Clearly, she is an exceptional scholar and human being. But I don’t believe she need be the exception.
According to the 2012 Remedial Education Report, 40 percent of Colorado high school graduates need remediation before college. The percentage is higher for students of color. We must (and can) do better by Colorado students.
Was Feyone prepared for life at Drexel? Yes. But she credits a high degree of motivation and her own advocacy in high school to ensure her schedule reflected rigorous coursework and exposure to a range of disciplines – from student government to theater set design to AP Chemistry.
Feyone ensured she was prepared by making the most of her K-12 education, something she admits many of her high school classmates did not know how to do.

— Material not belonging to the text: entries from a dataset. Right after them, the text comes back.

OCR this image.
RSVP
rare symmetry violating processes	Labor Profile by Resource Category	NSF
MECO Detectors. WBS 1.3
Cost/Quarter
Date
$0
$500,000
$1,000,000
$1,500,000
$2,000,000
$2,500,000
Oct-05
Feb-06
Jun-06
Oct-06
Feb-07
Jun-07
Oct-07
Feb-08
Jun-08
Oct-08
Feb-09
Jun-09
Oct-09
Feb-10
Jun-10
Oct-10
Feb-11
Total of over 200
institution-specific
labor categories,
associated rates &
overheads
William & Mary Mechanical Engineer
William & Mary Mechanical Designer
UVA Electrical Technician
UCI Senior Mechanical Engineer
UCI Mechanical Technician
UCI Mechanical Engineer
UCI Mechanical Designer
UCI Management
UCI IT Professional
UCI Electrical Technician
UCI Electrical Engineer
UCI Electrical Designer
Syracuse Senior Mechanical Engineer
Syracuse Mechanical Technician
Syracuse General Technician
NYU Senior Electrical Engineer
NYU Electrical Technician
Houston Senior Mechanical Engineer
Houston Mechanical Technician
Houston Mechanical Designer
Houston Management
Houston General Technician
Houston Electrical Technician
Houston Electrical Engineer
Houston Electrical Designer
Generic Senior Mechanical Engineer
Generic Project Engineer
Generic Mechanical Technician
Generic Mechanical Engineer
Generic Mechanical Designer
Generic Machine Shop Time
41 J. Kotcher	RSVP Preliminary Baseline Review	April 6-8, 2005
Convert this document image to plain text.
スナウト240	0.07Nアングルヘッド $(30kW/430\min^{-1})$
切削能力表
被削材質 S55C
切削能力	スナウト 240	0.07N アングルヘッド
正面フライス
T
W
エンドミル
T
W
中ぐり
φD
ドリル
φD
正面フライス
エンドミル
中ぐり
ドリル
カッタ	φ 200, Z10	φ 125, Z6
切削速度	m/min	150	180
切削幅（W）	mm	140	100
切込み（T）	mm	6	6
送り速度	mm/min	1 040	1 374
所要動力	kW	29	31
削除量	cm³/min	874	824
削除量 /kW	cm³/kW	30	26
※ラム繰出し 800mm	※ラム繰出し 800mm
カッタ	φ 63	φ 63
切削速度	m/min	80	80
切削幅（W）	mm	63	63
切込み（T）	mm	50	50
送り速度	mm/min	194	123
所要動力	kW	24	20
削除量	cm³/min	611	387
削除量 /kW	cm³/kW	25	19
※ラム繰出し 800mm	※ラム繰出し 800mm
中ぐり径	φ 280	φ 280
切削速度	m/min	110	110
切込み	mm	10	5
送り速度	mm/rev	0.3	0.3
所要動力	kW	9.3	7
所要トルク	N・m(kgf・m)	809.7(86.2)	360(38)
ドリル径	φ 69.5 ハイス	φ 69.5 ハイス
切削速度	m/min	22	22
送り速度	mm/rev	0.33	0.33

She offers three pieces of advice for K-12 teachers and schools committed to creating a college and career ready culture for all students:
1. More collaborative problem-solving
Feyone described multiple open-ended projects and assignments across disciplines that require a high degree of critical thinking, creativity, and problem solving with others.
Instead of reading and interpreting required texts in her English composition class, she was asked to design a problem and solution presentation on a topic of her choice. This project required the collection, analysis and evaluation of data, however, there were minimal parameters or requirements placed on the format of the final presentation. Students presented their findings verbally, in writing, through skits and other multi-media tools.
2. Teach students how to think, not what to think
Feyone shared that the content that shows up on college assessments is often not material covered in lectures. Students are expected to learn from in-class discussions and read and think critically about the material outside of class.
She believes high school teachers could prepare students for this by providing students with resources, options and tools to organize their thinking and support study habits. On the flipside, she cautions K-12 teachers to not provide students with too much support, as this often takes away the thinking work and productive struggle (i.e. learning) from students. “In college I was asked to think about the meaning and larger purpose of writing, not to regurgitate an interpretation of a specific text published 200 years ago,” she states.
3. Interdisciplinary thinking and extracurricular activities matter
Much of Feyone’s K-12 learning happened outside the classroom. Involvement in leadership, theater and student government helped her hone her relationship and advocacy skills. “Theater helped me to look at the world on a larger scale. The detail and level of study I put into set design helped me experience what life must have been like in other time periods and places.”
She intentionally connected to a diverse group of students through extracurricular activities and feels that if she only associated with the students in her honors classes, she would have graduated with a much more narrow perspective of the world. She believes strongly that separating honors students from other student populations does a disservice to both groups.
Her words give me hope and affirmation that education is moving in the right direction. If our K-12 classrooms make these three shifts and maintain a focus on thinking, collaboration, real world application and the essential learning outlined in the Colorado Academic Standards (including the Common Core), we’ll be closer to seeing the spark I saw in this college freshman’s eyes. The spark of learning and of being asked to think.
If we want our students to be college and career ready, we must tell them less and expect them to show us more. We must give them opportunities to wrestle with questions that don’t have a “right” answer and to solve problems that mirror the challenges we face in our own lives and respective fields.
Above all, we need to listen and learn from our past, present and future students.